Profile or group discriminative techniques? Generating reliable species distribution models using pseudo-absences and target-group absences from natural history collections


Rubén García Mateo, Universidad de Castilla-La Mancha, ICAM, Laboratorio de SIG y Teledetección, Av. Carlos III s/n, Toledo, 45071, Spain.


Aim  The presence-only data stored in natural history collections is the most important source of information available regarding the distribution of organisms. These data and profile techniques can be used to generate species distribution models (SDMs), but pseudo-absences must be generated to use group discriminative techniques. In this study, we evaluated whether the SDMs generated with pseudo-absences are reliable and also if there are differences in the results obtained with profile and group discriminative techniques.

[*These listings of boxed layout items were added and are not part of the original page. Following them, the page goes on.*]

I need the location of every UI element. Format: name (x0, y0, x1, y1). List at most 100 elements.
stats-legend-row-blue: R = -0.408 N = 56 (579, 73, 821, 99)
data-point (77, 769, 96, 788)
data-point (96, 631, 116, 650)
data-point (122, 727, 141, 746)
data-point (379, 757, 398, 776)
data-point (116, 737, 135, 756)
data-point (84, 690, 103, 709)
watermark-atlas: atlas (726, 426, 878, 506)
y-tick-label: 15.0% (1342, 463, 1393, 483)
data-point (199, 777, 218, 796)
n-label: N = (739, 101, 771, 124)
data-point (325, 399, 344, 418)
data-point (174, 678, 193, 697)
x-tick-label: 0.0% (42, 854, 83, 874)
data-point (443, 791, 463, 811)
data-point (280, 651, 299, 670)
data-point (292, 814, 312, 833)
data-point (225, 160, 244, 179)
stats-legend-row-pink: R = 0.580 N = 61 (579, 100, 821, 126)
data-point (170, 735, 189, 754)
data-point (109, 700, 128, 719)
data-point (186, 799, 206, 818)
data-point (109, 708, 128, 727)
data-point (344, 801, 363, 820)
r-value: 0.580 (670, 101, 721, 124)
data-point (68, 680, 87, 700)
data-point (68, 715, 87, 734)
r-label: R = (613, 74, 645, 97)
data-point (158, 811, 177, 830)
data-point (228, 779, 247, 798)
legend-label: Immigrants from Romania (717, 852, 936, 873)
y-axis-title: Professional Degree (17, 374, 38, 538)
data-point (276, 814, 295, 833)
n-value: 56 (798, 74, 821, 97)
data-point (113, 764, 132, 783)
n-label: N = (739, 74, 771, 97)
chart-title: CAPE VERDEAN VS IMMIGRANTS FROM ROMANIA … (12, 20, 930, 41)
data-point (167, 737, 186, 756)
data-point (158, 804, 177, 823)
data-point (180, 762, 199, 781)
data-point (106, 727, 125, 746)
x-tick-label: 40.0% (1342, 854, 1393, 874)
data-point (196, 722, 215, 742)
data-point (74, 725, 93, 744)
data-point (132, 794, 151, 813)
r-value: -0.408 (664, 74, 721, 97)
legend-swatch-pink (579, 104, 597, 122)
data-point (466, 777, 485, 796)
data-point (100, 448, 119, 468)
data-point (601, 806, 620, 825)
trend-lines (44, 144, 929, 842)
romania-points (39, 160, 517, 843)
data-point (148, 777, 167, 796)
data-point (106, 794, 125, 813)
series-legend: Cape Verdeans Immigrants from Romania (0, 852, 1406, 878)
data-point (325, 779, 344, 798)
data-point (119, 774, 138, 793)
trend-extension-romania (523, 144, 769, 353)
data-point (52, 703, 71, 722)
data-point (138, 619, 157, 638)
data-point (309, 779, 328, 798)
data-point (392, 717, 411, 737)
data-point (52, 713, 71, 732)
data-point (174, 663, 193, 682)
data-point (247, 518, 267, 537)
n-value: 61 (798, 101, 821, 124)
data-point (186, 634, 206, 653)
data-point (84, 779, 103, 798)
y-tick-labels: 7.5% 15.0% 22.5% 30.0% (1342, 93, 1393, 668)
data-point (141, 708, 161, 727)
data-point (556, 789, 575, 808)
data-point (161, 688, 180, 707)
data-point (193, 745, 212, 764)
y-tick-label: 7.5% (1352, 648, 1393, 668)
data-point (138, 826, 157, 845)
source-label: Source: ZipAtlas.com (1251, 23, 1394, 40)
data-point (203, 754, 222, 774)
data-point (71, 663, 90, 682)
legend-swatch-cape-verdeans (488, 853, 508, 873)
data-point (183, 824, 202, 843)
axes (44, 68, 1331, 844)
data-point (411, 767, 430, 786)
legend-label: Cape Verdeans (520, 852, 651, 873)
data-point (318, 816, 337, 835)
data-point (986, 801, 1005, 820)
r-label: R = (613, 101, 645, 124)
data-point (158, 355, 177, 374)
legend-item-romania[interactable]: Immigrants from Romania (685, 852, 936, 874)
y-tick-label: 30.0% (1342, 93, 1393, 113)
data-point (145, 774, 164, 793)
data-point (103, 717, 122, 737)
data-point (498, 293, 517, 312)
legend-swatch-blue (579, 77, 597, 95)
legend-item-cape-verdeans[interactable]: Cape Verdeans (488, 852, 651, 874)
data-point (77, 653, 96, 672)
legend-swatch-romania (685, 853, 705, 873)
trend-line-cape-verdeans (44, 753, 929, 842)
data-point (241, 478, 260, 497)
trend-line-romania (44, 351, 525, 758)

Location  Ecuador, South America.

Methods  The SDMs were generated with a training data set for each of the five species of Anthurium and six different methods: two profile techniques (BIOCLIM and Gower’s distance index), three group discriminative techniques [logistic multiple regression (LMR), multivariate adaptative regression splines (MARS) and Maxent] and a mixed modelling approach genetic algorithm for rule-set production (GARP), which employs a combination of profile and group discriminative techniques and generates its own pseudo-absences. For LMR, MARS and Maxent, three types of absences were generated: (1) random pseudo-absences in equal number to presences and excluding a buffer area around presences (except for Maxent, which assumes that this background sample includes presences), (2) a large number (10,000) of random pseudo-absences, also excluding a buffer area around each presence and (3) ‘target-group absences’ (TGA), consisting of sites where other species of the group have been collected by the specialist, but not the species being modelled. To compare the predictive performance of the SDMs, the area under the curve statistic was calculated using an independent testing data set for each species.

Results  MARS, Maxent and LMR produce better results than the profile techniques. The models created with TGA are generally more accurate than those generated with pseudo-absences.

Main conclusions  The advantages and disadvantages of different options for using pseudo-absences and TGA with profile and group discriminative modelling techniques are explained and recommendations are made for the future.